SMILESTokenizer class, based on SMILESLanguage applying transforms and and encoding of SMILES string to sequence of token indexes.

__init__(name='smiles-language', smiles_tokenizer=<function tokenize_smiles>, tokenizer_name=None, vocab_file=None, max_token_sequence_length=0, canonical=False, augment=False, kekulize=False, all_bonds_explicit=False, all_hs_explicit=False, remove_bonddir=False, remove_chirality=False, selfies=False, sanitize=True, randomize=False, add_start_and_stop=False, padding=False, padding_length=None, device=None)[source]

Initialize SMILES language.

Parameters
  • name (str) – name of the SMILESLanguage.

  • smiles_tokenizer (Tokenizer) – optional SMILES tokenization function. Defaults to tokenize_smiles, but tokenizer_name takes precedence when found in available TOKENIZER_FUNCTIONS.

  • tokenizer_name (str) – optional name mapping to Tokenizer. Defaults to None, i.e. using default smiles_tokenizer.

  • vocab_file (str) – optional filepath to vocab json or directory containing it.

  • max_token_sequence_length (int) – initial value for keeping track of longest sequence. Defaults to 0.

  • canonical (bool) – performs canonicalization of SMILES (one original string for one molecule), if True, then other transformations (augment etc, see below) do not apply

  • augment (bool) – perform SMILES augmentation. Defaults to False.
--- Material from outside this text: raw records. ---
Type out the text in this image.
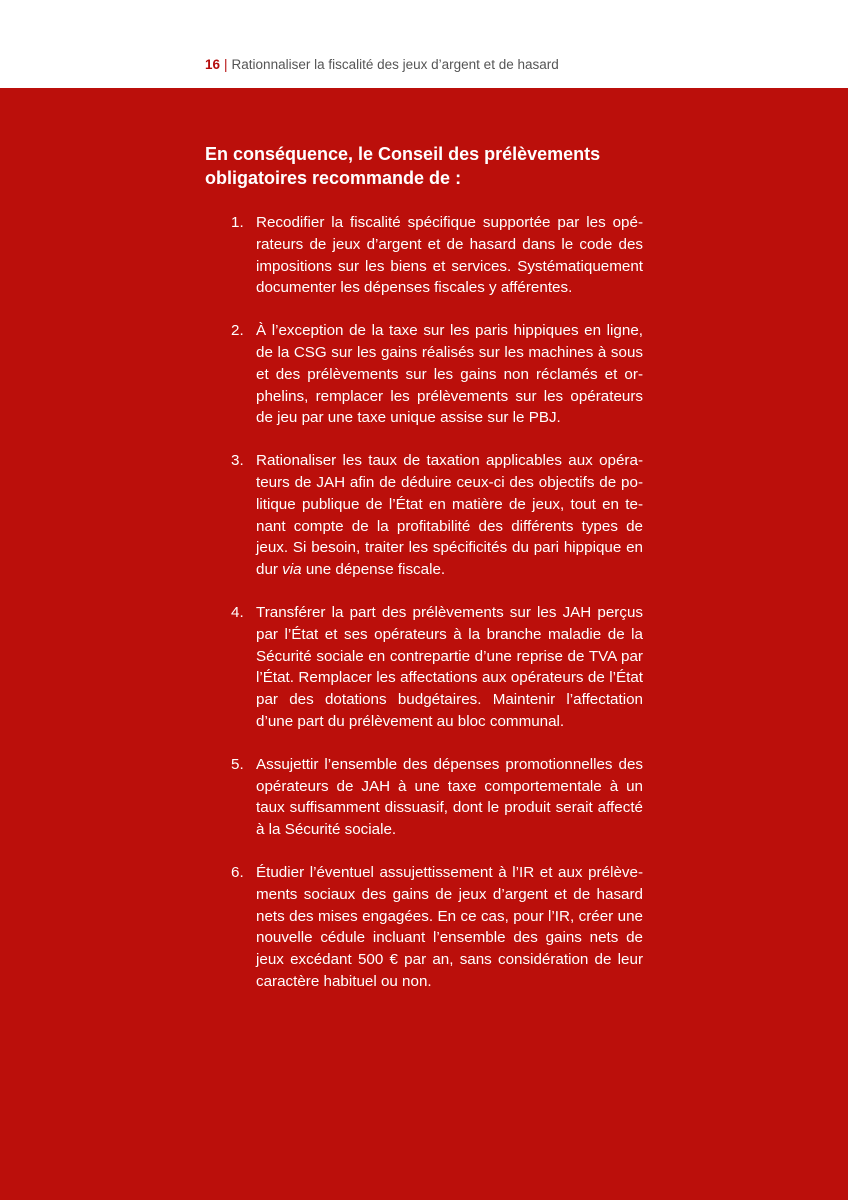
16 | Rationnaliser la fiscalité des jeux d’argent et de hasard

En conséquence, le Conseil des prélèvements obligatoires recommande de :

1. Recodifier la fiscalité spécifique supportée par les opérateurs de jeux d’argent et de hasard dans le code des impositions sur les biens et services. Systématiquement documenter les dépenses fiscales y afférentes.
2. À l’exception de la taxe sur les paris hippiques en ligne, de la CSG sur les gains réalisés sur les machines à sous et des prélèvements sur les gains non réclamés et orphelins, remplacer les prélèvements sur les opérateurs de jeu par une taxe unique assise sur le PBJ.
3. Rationaliser les taux de taxation applicables aux opérateurs de JAH afin de déduire ceux-ci des objectifs de politique publique de l’État en matière de jeux, tout en tenant compte de la profitabilité des différents types de jeux. Si besoin, traiter les spécificités du pari hippique en dur via une dépense fiscale.
4. Transférer la part des prélèvements sur les JAH perçus par l’État et ses opérateurs à la branche maladie de la Sécurité sociale en contrepartie d’une reprise de TVA par l’État. Remplacer les affectations aux opérateurs de l’État par des dotations budgétaires. Maintenir l’affectation d’une part du prélèvement au bloc communal.
5. Assujettir l’ensemble des dépenses promotionnelles des opérateurs de JAH à une taxe comportementale à un taux suffisamment dissuasif, dont le produit serait affecté à la Sécurité sociale.
6. Étudier l’éventuel assujettissement à l’IR et aux prélèvements sociaux des gains de jeux d’argent et de hasard nets des mises engagées. En ce cas, pour l’IR, créer une nouvelle cédule incluant l’ensemble des gains nets de jeux excédant 500 € par an, sans considération de leur caractère habituel ou non.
  • kekulize (bool) – kekulizes SMILES (implicit aromaticity only). Defaults to False.

  • all_bonds_explicit (bool) – Makes all bonds explicit. Defaults to False, only applies if kekulize = True.

  • all_hs_explicit (bool) – Makes all hydrogens explicit. Defaults to False, only applies if kekulize = True.
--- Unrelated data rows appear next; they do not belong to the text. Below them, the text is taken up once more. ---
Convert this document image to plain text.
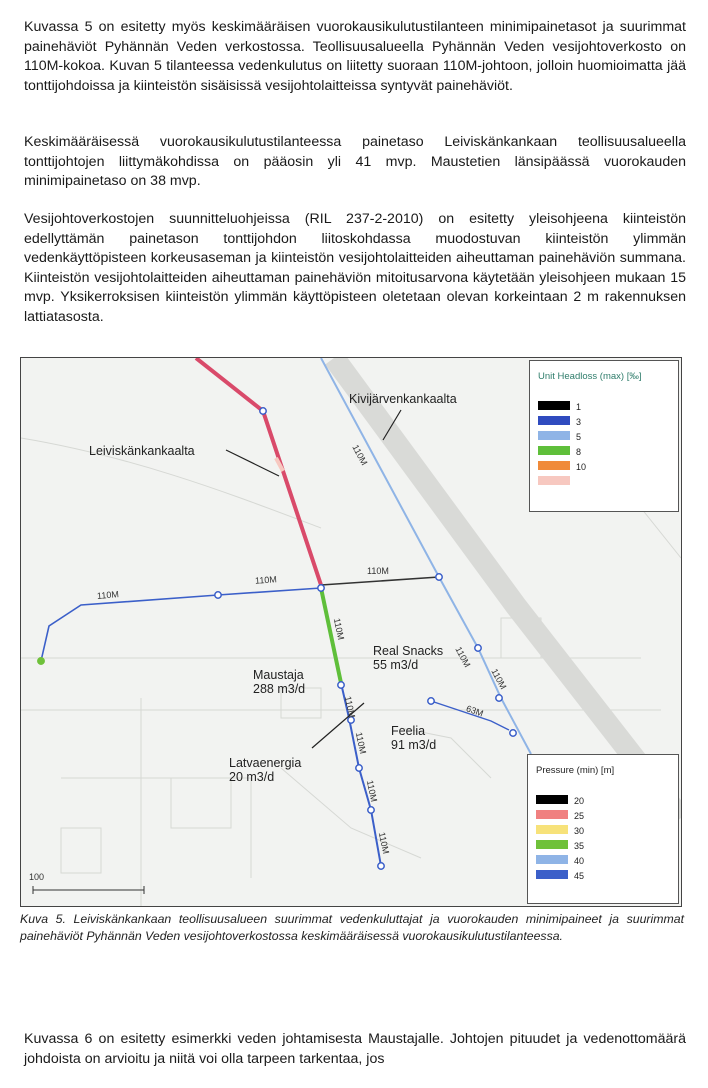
Kuvassa 5 on esitetty myös keskimääräisen vuorokausikulutustilanteen minimipainetasot ja suurimmat painehäviöt Pyhännän Veden verkostossa. Teollisuusalueella Pyhännän Veden vesijohtoverkosto on 110M-kokoa. Kuvan 5 tilanteessa vedenkulutus on liitetty suoraan 110M-johtoon, jolloin huomioimatta jää tonttijohdoissa ja kiinteistön sisäisissä vesijohtolaitteissa syntyvät painehäviöt.
Keskimääräisessä vuorokausikulutustilanteessa painetaso Leiviskänkankaan teollisuusalueella tonttijohtojen liittymäkohdissa on pääosin yli 41 mvp. Maustetien länsipäässä vuorokauden minimipainetaso on 38 mvp.
Vesijohtoverkostojen suunnitteluohjeissa (RIL 237-2-2010) on esitetty yleisohjeena kiinteistön edellyttämän painetason tonttijohdon liitoskohdassa muodostuvan kiinteistön ylimmän vedenkäyttöpisteen korkeusaseman ja kiinteistön vesijohtolaitteiden aiheuttaman painehäviön summana. Kiinteistön vesijohtolaitteiden aiheuttaman painehäviön mitoitusarvona käytetään yleisohjeen mukaan 15 mvp. Yksikerroksisen kiinteistön ylimmän käyttöpisteen oletetaan olevan korkeintaan 2 m rakennuksen lattiatasosta.
Kivijärvenkankaalta
Leiviskänkankaalta
Maustaja
288 m3/d
Real Snacks
55 m3/d
Feelia
91 m3/d
Latvaenergia
20 m3/d
110M
110M
110M
110M
110M
110M
110M
110M
110M
110M
110M
63M
100
Unit Headloss (max) [‰]
1
3
5
8
10
Pressure (min) [m]
20
25
30
35
40
45
Kuva 5. Leiviskänkankaan teollisuusalueen suurimmat vedenkuluttajat ja vuorokauden minimipaineet ja suurimmat painehäviöt Pyhännän Veden vesijohtoverkostossa keskimääräisessä vuorokausikulutustilanteessa.
Kuvassa 6 on esitetty esimerkki veden johtamisesta Maustajalle. Johtojen pituudet ja vedenottomäärä johdoista on arvioitu ja niitä voi olla tarpeen tarkentaa, jos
  • randomize (bool) – perform a true randomization of SMILES tokens. Defaults to False.

  • remove_bonddir (bool) – Remove directional info of bonds. Defaults to False.

  • remove_chirality (bool) – Remove chirality information. Defaults to False.

  • selfies (bool) – Whether selfies is used instead of smiles, defaults to False.

  • sanitize (bool) – Sanitize SMILES. Defaults to True.

  • add_start_and_stop (bool) – add start and stop token indexes. Defaults to False.

  • padding (bool) – pad sequences from the left to matching length. Defaults to False.

  • padding_length (int) – common length of all token sequences, applies only if padding is True. See set_max_padding to set it to longest token sequence the smiles language encountered. Defaults to None.

  • device (Any) – Deprecated argument that will be removed in the future.

Note

See set_smiles_transforms and set_encoding_transforms to change the transforms temporarily and reset with reset_initial_transforms. Assignment of class attributes in the parameter list will trigger such a reset.

set_max_padding()[source]

Set padding_length that does not truncate any sequence. Requires updated max_token_sequence_length.

Raises

UnknownMaxLengthError – When max_token_sequence_length is 0 because no SMILES were added to the language.

reset_initial_transforms()[source]

Reset smiles and token indexes transforms as on initialization.

set_smiles_transforms(canonical=None, augment=None, kekulize=None, all_bonds_explicit=None, all_hs_explicit=None, remove_bonddir=None, remove_chirality=None, selfies=None, sanitize=None)[source]

Helper function to reversibly change steps of the transforms.

set_encoding_transforms(randomize=None, add_start_and_stop=None, padding=None, padding_length=None)[source]

Helper function to reversibly change steps of the transforms.